3. Yesterday Steve Liesman from CNBC "reported" that the Administration had a "bad bank" plan that was momentarily going to be rolled out. Tonight we learn that just as with the original "Super-SIV" from 2007 (which was essentially the same thing), the un-resolvable problem is that the banks will not sell for the mark-to-market price (or anything near it). The unspoken reason is if they were to take the market price they'd be rendered instantaneously bankrupt. (This, by the way, is an admission that they are intentionally mis-marking these "assets" on their book now, or they'd have already been seized!) The government will not buy at "par" or anything near it because to do so will cause the taxpayer to suffer a trillion dollar loss; Goldman (and Schumer) both said this is a potential $4 trillion problem. Ergo, its a Mexican Standoff and there is no solution. This means that nationalization is still on the table. It also means that we're back to the days of AMBAC and MBIA - whenever the market was selling off hard on their "rumored" bankruptcy, Charlie Gasparino was trotted out by CNBC to claim that some sort of deal was imminent - and the market would instantly rally. These rumors all were false, by the way, and nobody took responsibility for that, nor will they this time.
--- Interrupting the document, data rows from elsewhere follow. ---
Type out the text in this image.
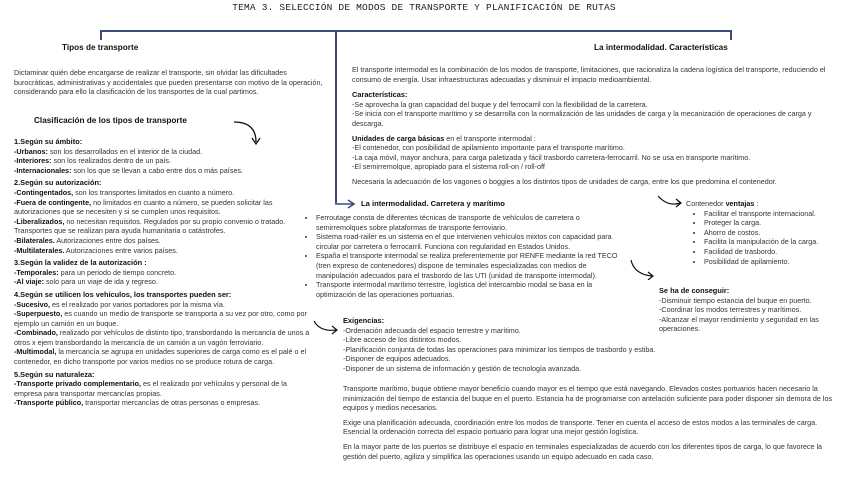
TEMA 3. SELECCIÓN DE MODOS DE TRANSPORTE Y PLANIFICACIÓN DE RUTAS
Tipos de transporte
Dictaminar quién debe encargarse de realizar el transporte, sin olvidar las dificultades burocráticas, administrativas y accidentales que pueden presentarse con motivo de la operación, considerando para ello la clasificación de los transportes de la cual partimos.
Clasificación de los tipos de transporte
1.Según su ámbito:
-Urbanos: son los desarrollados en el interior de la ciudad.
-Interiores: son los realizados dentro de un país.
-Internacionales: son los que se llevan a cabo entre dos o más países.
2.Según su autorización:
-Contingentados, son los transportes limitados en cuanto a número.
-Fuera de contingente, no limitados en cuanto a número, se pueden solicitar las autorizaciones que se necesiten y si se cumplen unos requisitos.
-Liberalizados, no necesitan requisitos. Regulados por su propio convenio o tratado. Transportes que se realizan para ayuda humanitaria o catástrofes.
-Bilaterales. Autorizaciones entre dos países.
-Multilaterales. Autorizaciones entre varios países.
3.Según la validez de la autorización :
-Temporales: para un periodo de tiempo concreto.
-Al viaje: solo para un viaje de ida y regreso.
4.Según se utilicen los vehículos, los transportes pueden ser:
-Sucesivo, es el realizado por varios portadores por la misma vía.
-Superpuesto, es cuando un medio de transporte se transporta a su vez por otro, como por ejemplo un camión en un buque.
-Combinado, realizado por vehículos de distinto tipo, transbordando la mercancía de unos a otros x ejem transbordando la mercancía de un camión a un vagón ferroviario.
-Multimodal, la mercancía se agrupa en unidades superiores de carga como es el palé o el contenedor, en dicho transporte por varios medios no se produce rotura de carga.
5.Según su naturaleza:
-Transporte privado complementario, es el realizado por vehículos y personal de la empresa para transportar mercancías propias.
-Transporte público, transportar mercancías de otras personas o empresas.
La intermodalidad. Características

El transporte intermodal es la combinación de los modos de transporte, limitaciones, que racionaliza la cadena logística del transporte, reduciendo el consumo de energía. Usar infraestructuras adecuadas y disminuir el impacto medioambiental.

Características:
-Se aprovecha la gran capacidad del buque y del ferrocarril con la flexibilidad de la carretera.
-Se inicia con el transporte marítimo y se desarrolla con la normalización de las unidades de carga y la mecanización de operaciones de carga y descarga.
Unidades de carga básicas en el transporte intermodal :
-El contenedor, con posibilidad de apilamiento importante para el transporte marítimo.
-La caja móvil, mayor anchura, para carga paletizada y fácil trasbordo carretera-ferrocarril. No se usa en transporte marítimo.
-El semirremolque, apropiado para el sistema roll-on / roll-off

Necesaria la adecuación de los vagones o boggies a los distintos tipos de unidades de carga, entre los que predomina el contenedor.

La intermodalidad. Carretera y marítimo
• Ferroutage consta de diferentes técnicas de transporte de vehículos de carretera o semirremolques sobre plataformas de transporte ferroviario.
• Sistema road-railer es un sistema en el que intervienen vehículos mixtos con capacidad para circular por carretera o ferrocarril. Funciona con regularidad en Estados Unidos.
• España el transporte intermodal se realiza preferentemente por RENFE mediante la red TECO (tren expreso de contenedores) dispone de terminales especializadas con medios de manipulación adecuados para el trasbordo de las UTI (unidad de transporte intermodal).
• Transporte intermodal marítimo terrestre, logística del intercambio modal se basa en la optimización de las operaciones portuarias.
Contenedor ventajas :
• Facilitar el transporte internacional.
• Proteger la carga.
• Ahorro de costos.
• Facilita la manipulación de la carga.
• Facilidad de trasbordo.
• Posibilidad de apilamiento.
Se ha de conseguir:
-Disminuir tiempo estancia del buque en puerto.
-Coordinar los modos terrestres y marítimos.
-Alcanzar el mayor rendimiento y seguridad en las operaciones.
Exigencias:
-Ordenación adecuada del espacio terrestre y marítimo.
-Libre acceso de los distintos modos.
-Planificación conjunta de todas las operaciones para minimizar los tiempos de trasbordo y estiba.
-Disponer de equipos adecuados.
-Disponer de un sistema de información y gestión de tecnología avanzada.

Transporte marítimo, buque obtiene mayor beneficio cuando mayor es el tiempo que está navegando. Elevados costes portuarios hacen necesario la minimización del tiempo de estancia del buque en el puerto. Estancia ha de programarse con antelación suficiente para poder disponer sin demora de los equipos y medios necesarios.

Exige una planificación adecuada, coordinación entre los modos de transporte. Tener en cuenta el acceso de estos modos a las terminales de carga. Esencial la ordenación correcta del espacio portuario para lograr una mejor gestión logística.

En la mayor parte de los puertos se distribuye el espacio en terminales especializadas de acuerdo con los diferentes tipos de carga, lo que favorece la gestión del puerto, agiliza y simplifica las operaciones usando un equipo adecuado en cada caso.
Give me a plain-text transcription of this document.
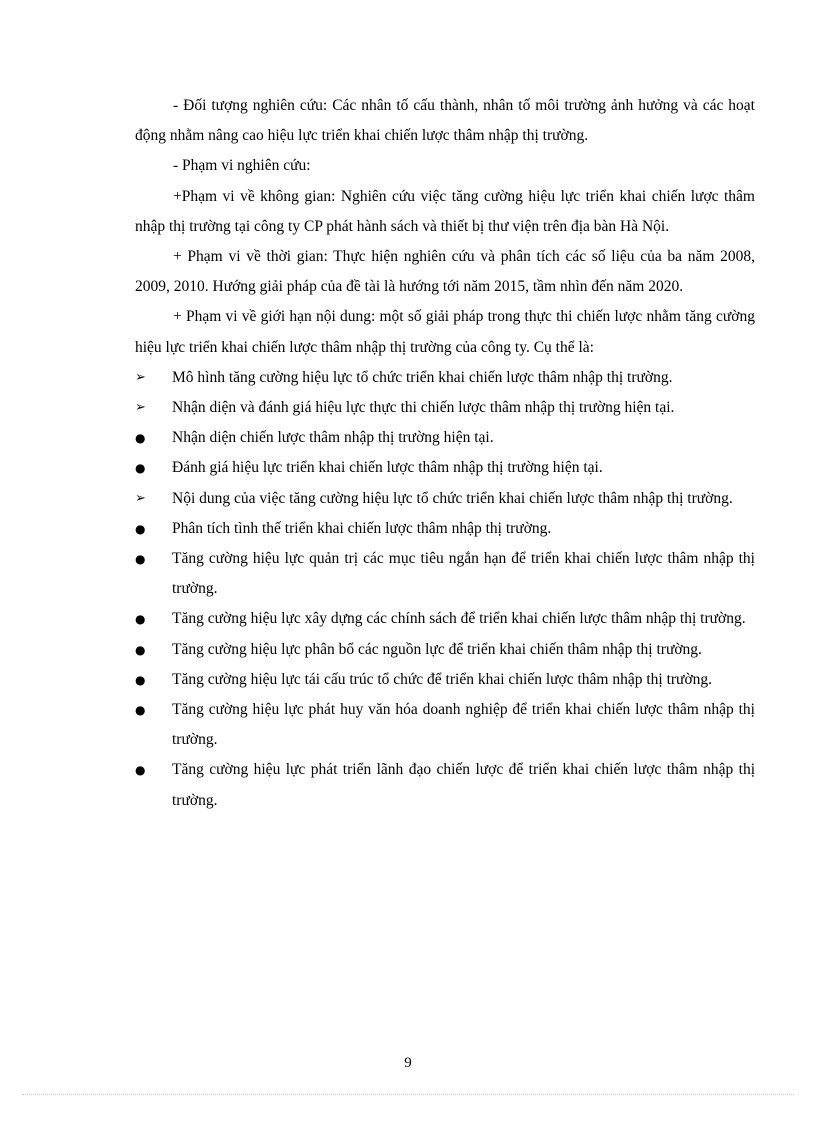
- Đối tượng nghiên cứu: Các nhân tố cấu thành, nhân tố môi trường ảnh hưởng và các hoạt động nhằm nâng cao hiệu lực triển khai chiến lược thâm nhập thị trường.

- Phạm vi nghiên cứu:

+Phạm vi về không gian: Nghiên cứu việc tăng cường hiệu lực triển khai chiến lược thâm nhập thị trường tại công ty CP phát hành sách và thiết bị thư viện trên địa bàn Hà Nội.

+ Phạm vi về thời gian: Thực hiện nghiên cứu và phân tích các số liệu của ba năm 2008, 2009, 2010. Hướng giải pháp của đề tài là hướng tới năm 2015, tầm nhìn đến năm 2020.

+ Phạm vi về giới hạn nội dung: một số giải pháp trong thực thi chiến lược nhằm tăng cường hiệu lực triển khai chiến lược thâm nhập thị trường của công ty. Cụ thể là:

➢	Mô hình tăng cường hiệu lực tổ chức triển khai chiến lược thâm nhập thị trường.
➢	Nhận diện và đánh giá hiệu lực thực thi chiến lược thâm nhập thị trường hiện tại.
●	Nhận diện chiến lược thâm nhập thị trường hiện tại.
●	Đánh giá hiệu lực triển khai chiến lược thâm nhập thị trường hiện tại.
➢	Nội dung của việc tăng cường hiệu lực tổ chức triển khai chiến lược thâm nhập thị trường.
●	Phân tích tình thế triển khai chiến lược thâm nhập thị trường.
●	Tăng cường hiệu lực quản trị các mục tiêu ngắn hạn để triển khai chiến lược thâm nhập thị trường.
●	Tăng cường hiệu lực xây dựng các chính sách để triển khai chiến lược thâm nhập thị trường.
●	Tăng cường hiệu lực phân bổ các nguồn lực để triển khai chiến thâm nhập thị trường.
●	Tăng cường hiệu lực tái cấu trúc tổ chức để triển khai chiến lược thâm nhập thị trường.
●	Tăng cường hiệu lực phát huy văn hóa doanh nghiệp để triển khai chiến lược thâm nhập thị trường.
●	Tăng cường hiệu lực phát triển lãnh đạo chiến lược để triển khai chiến lược thâm nhập thị trường.
9
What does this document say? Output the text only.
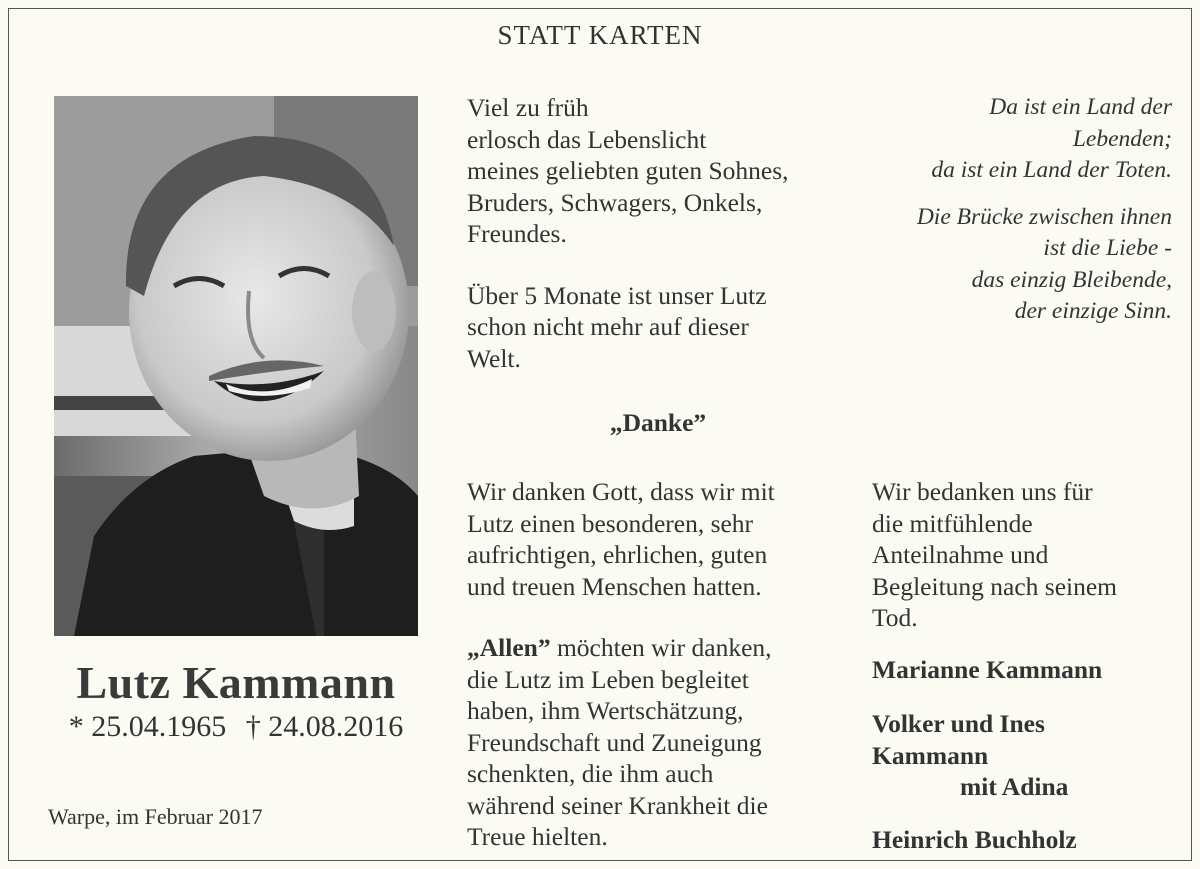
STATT KARTEN
Lutz Kammann
* 25.04.1965 † 24.08.2016
Warpe, im Februar 2017

Viel zu früh
erlosch das Lebenslicht
meines geliebten guten Sohnes,
Bruders, Schwagers, Onkels,
Freundes.

Über 5 Monate ist unser Lutz
schon nicht mehr auf dieser
Welt.

„Danke”

Wir danken Gott, dass wir mit
Lutz einen besonderen, sehr
aufrichtigen, ehrlichen, guten
und treuen Menschen hatten.

„Allen” möchten wir danken,
die Lutz im Leben begleitet
haben, ihm Wertschätzung,
Freundschaft und Zuneigung
schenkten, die ihm auch
während seiner Krankheit die
Treue hielten.

Da ist ein Land der
Lebenden;
da ist ein Land der Toten.

Die Brücke zwischen ihnen
ist die Liebe -
das einzig Bleibende,
der einzige Sinn.

Wir bedanken uns für
die mitfühlende
Anteilnahme und
Begleitung nach seinem
Tod.

Marianne Kammann
Volker und Ines
Kammann
mit Adina
Heinrich Buchholz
4. The "dirty secret" behind a lot of these "assets" is that they are literal zeros. A lot of the debt issued in the last few years was in fact fully synthetic - that is, it was not backed by an actual mortgage or other actual debt instrument - it was created out of swaps and other derivatives that "acted like" the real thing. The problem with this sort of model is that it relies on the ability of the counterparty who wrote the swap to pay - if they can't pay then what you have is a worthless piece of paper since you can't even foreclose on the underlying property and seize the collateral! With no meaningful margin supervision a lot of these so-called "counterparties" in fact can't pay. This means these "synthetic" instruments are in fact worth nothing.

5. The pattern of our government since August of 2007 is to "dare" the market by making outlandish and unsupportable claims (such as Paulson's famous "Bazooka" threat) and effectively stare it down. The market calls all such bluffs with an "all-in" raise. It always has, and it always will. This is simply a function of how markets work; that we have people in positions of regulatory oversight over the Capital Markets that don't understand this fact given the hundreds of years of history on the matter is a mark of incredible arrogance. I had hoped that Obama would reverse this insane course of action and stop "bluffing"; the last two days have made clear that no such "change" came to power in Washington on January 20th.

We desperately need a real solution to this banking issue. In my opinion there simply is no "market friendly" answer. There are only solutions that respect the market, and then there are those that attempt to transfer the bad debt - of which there is a lot, to the taxpayer. (My emphasis--Denninger has his own, so click through.)

Denninger goes on to discuss how Credit Default Swaps should be dealt with--essentially tell banks that any they hold without actual backing, a party able to pay or real collateral, it should be declared worthless and null and void. He has several steps which deal in more financially accurate terms.

Worth a read.

And, is a cautious president what is needed at this time? Can Obama break loose and be daring?